Estudo da UFJF aponta que obesidade é fator de risco maior para mais jovens

Segundo pesquisa, novo coronavírus potencializa letalidade em pacientes obesos mais novos em comparação àqueles que não têm a comorbidade


Por Luiza Sudré, estagiária sob supervisão da editora Rafaela Carvalho

23/05/2021 às 07h00

A pesquisa “Covid-19 e obesidade: uma análise epidemiológica dos dados brasileiros”, desenvolvida na Universidade Federal de Juiz de Fora (UFJF), apontou que o novo coronavírus pode favorecer que pacientes com obesidade cheguem a óbito mais novos em comparação aos indivíduos acometidos pelo vírus que não têm essa comorbidade. O estudo também aponta que o fator de risco está associado a um aumento na necessidade da internação nas Unidades de Terapia Intensivas (UTIs) e do uso do suporte ventilatório para quem está hospitalizado. A análise foi desenvolvida pela pesquisadora da UFJF Jacy Gameiro, doutora em Genética e Biologia Molecular.

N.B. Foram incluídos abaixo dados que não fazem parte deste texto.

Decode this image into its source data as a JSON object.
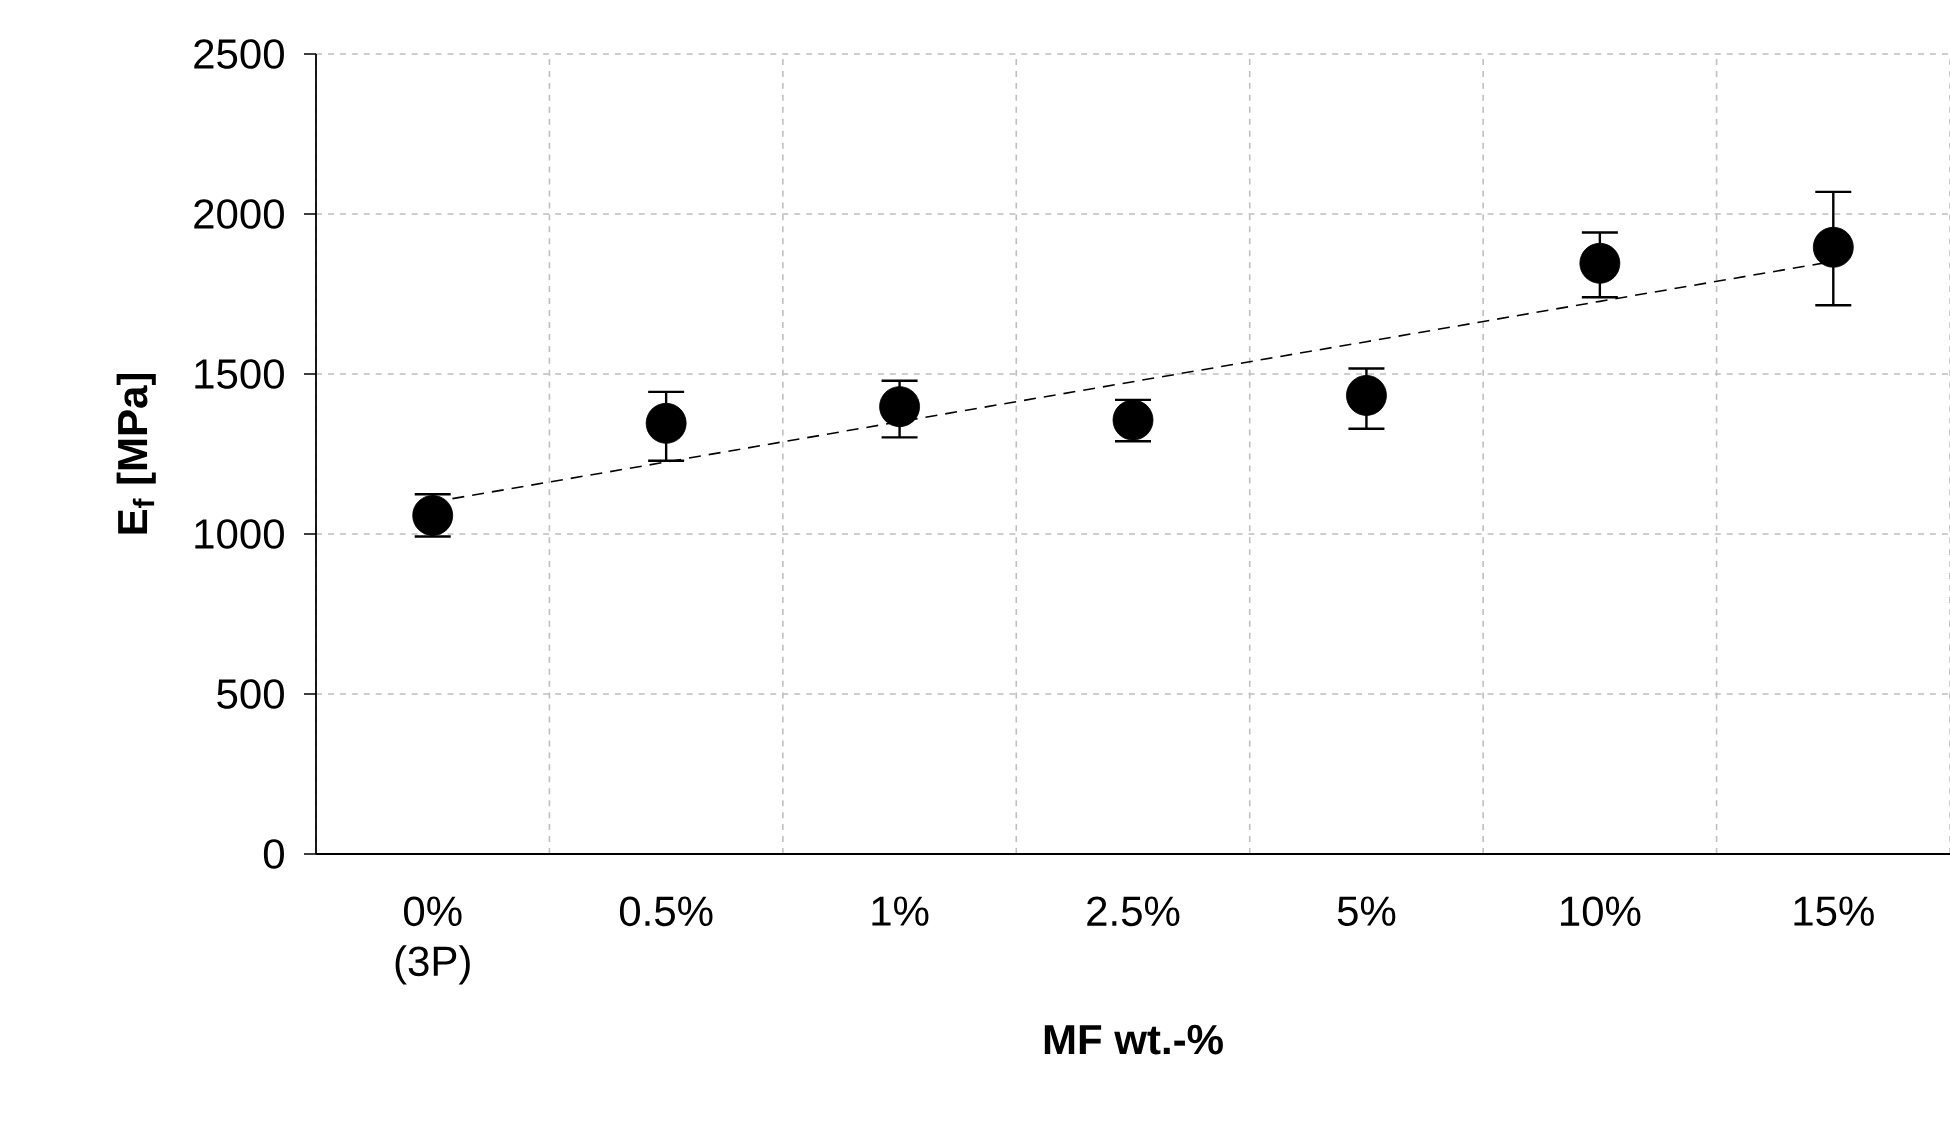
{
  "chart_data": {
    "type": "scatter",
    "xlabel": "**MF wt.-%**",
    "ylabel": "**E$_{f}$ [MPa]**",
    "categories": [
      "0% (3P)",
      "0.5%",
      "1%",
      "2.5%",
      "5%",
      "10%",
      "15%"
    ],
    "ylim": [
      0,
      2500
    ],
    "yticks": [
      0,
      500,
      1000,
      1500,
      2000,
      2500
    ],
    "grid": true,
    "series": [
      {
        "color": "#000000",
        "marker": "circle",
        "values": [
          1058,
          1346,
          1398,
          1356,
          1433,
          1846,
          1896
        ],
        "errors": [
          66,
          [
            1229,
            1444
          ],
          [
            1302,
            1479
          ],
          [
            1290,
            1419
          ],
          [
            1329,
            1517
          ],
          [
            1740,
            1942
          ],
          [
            1715,
            2069
          ]
        ]
      },
      {
        "type": "line",
        "color": "#000000",
        "line_style": "dashed",
        "marker": "none",
        "values": [
          1100,
          1225,
          1351,
          1476,
          1601,
          1727,
          1852
        ]
      }
    ]
  }
}
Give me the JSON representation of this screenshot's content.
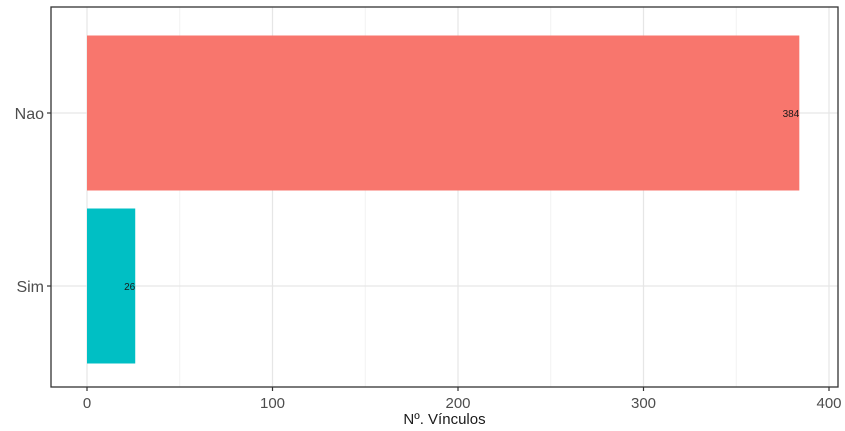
{
  "chart_data": {
    "type": "bar",
    "orientation": "horizontal",
    "categories": [
      "Nao",
      "Sim"
    ],
    "values": [
      384,
      26
    ],
    "data_labels": [
      "384",
      "26"
    ],
    "colors": [
      "#f8766d",
      "#00bfc4"
    ],
    "xlabel": "Nº. Vínculos",
    "ylabel": "",
    "xlim": [
      0,
      400
    ],
    "x_ticks": [
      0,
      100,
      200,
      300,
      400
    ],
    "x_tick_labels": [
      "0",
      "100",
      "200",
      "300",
      "400"
    ],
    "grid": true,
    "legend": "none"
  }
}
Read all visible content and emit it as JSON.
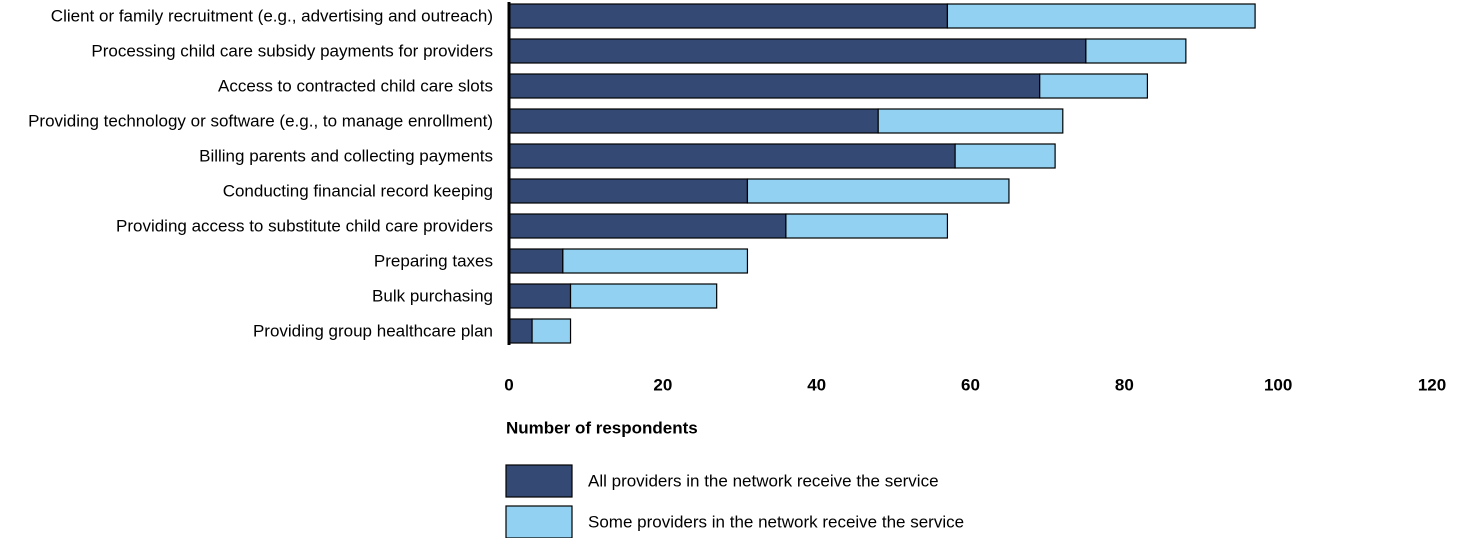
{
  "chart_data": {
    "type": "bar",
    "orientation": "horizontal",
    "stacked": true,
    "categories": [
      "Client or family recruitment (e.g., advertising and outreach)",
      "Processing child care subsidy payments for providers",
      "Access to contracted child care slots",
      "Providing technology or software (e.g., to manage enrollment)",
      "Billing parents and collecting payments",
      "Conducting financial record keeping",
      "Providing access to substitute child care providers",
      "Preparing taxes",
      "Bulk purchasing",
      "Providing group healthcare plan"
    ],
    "series": [
      {
        "name": "All providers in the network receive the service",
        "color": "#344a75",
        "values": [
          57,
          75,
          69,
          48,
          58,
          31,
          36,
          7,
          8,
          3
        ]
      },
      {
        "name": "Some providers in the network receive the service",
        "color": "#92d1f2",
        "values": [
          40,
          13,
          14,
          24,
          13,
          34,
          21,
          24,
          19,
          5
        ]
      }
    ],
    "xlabel": "Number of respondents",
    "xlim": [
      0,
      120
    ],
    "xticks": [
      "0",
      "20",
      "40",
      "60",
      "80",
      "100",
      "120"
    ],
    "grid": false,
    "legend_position": "bottom-left"
  }
}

Levantamento feito pela Tribuna, com base nos boletins epidemiológicos divulgados pela Prefeitura de Juiz de Fora (PJF), mostram que a porcentagem de pessoas que tinham a obesidade como comorbidade e morreram vítimas da Covid-19 é de 13,6%. No total, entre 1.578 vítimas fatais da doença contabilizadas até esta quinta-feira (20), 216 pessoas tinham a obesidade como comorbidade. Dessas, 84 (45 homens e 39 mulheres) eram adultas, na faixa etária entre 18 e 59 anos, e outros 132 eram idosas (49 homens e 83 mulheres).

PUBLICIDADE

A Tribuna não considerou outras comorbidades também elencadas pelos boletins epidemiológicos e atribuídas às vítimas que tinham doenças prévias. Entretanto, a pesquisa da UFJF indica que, apesar de a obesidade não ter sido relatada anteriormente entre as principais comorbidades relacionadas à Covid-19, a condição tem um papel importante no desenvolvimento da doença e pode levar a um prognóstico mais prejudicado. O estudo também pontua que investigações demonstraram que outras doenças preexistentes também podem ser consideradas como fatores de risco, como hipertensão, diabetes e doenças cardiovasculares.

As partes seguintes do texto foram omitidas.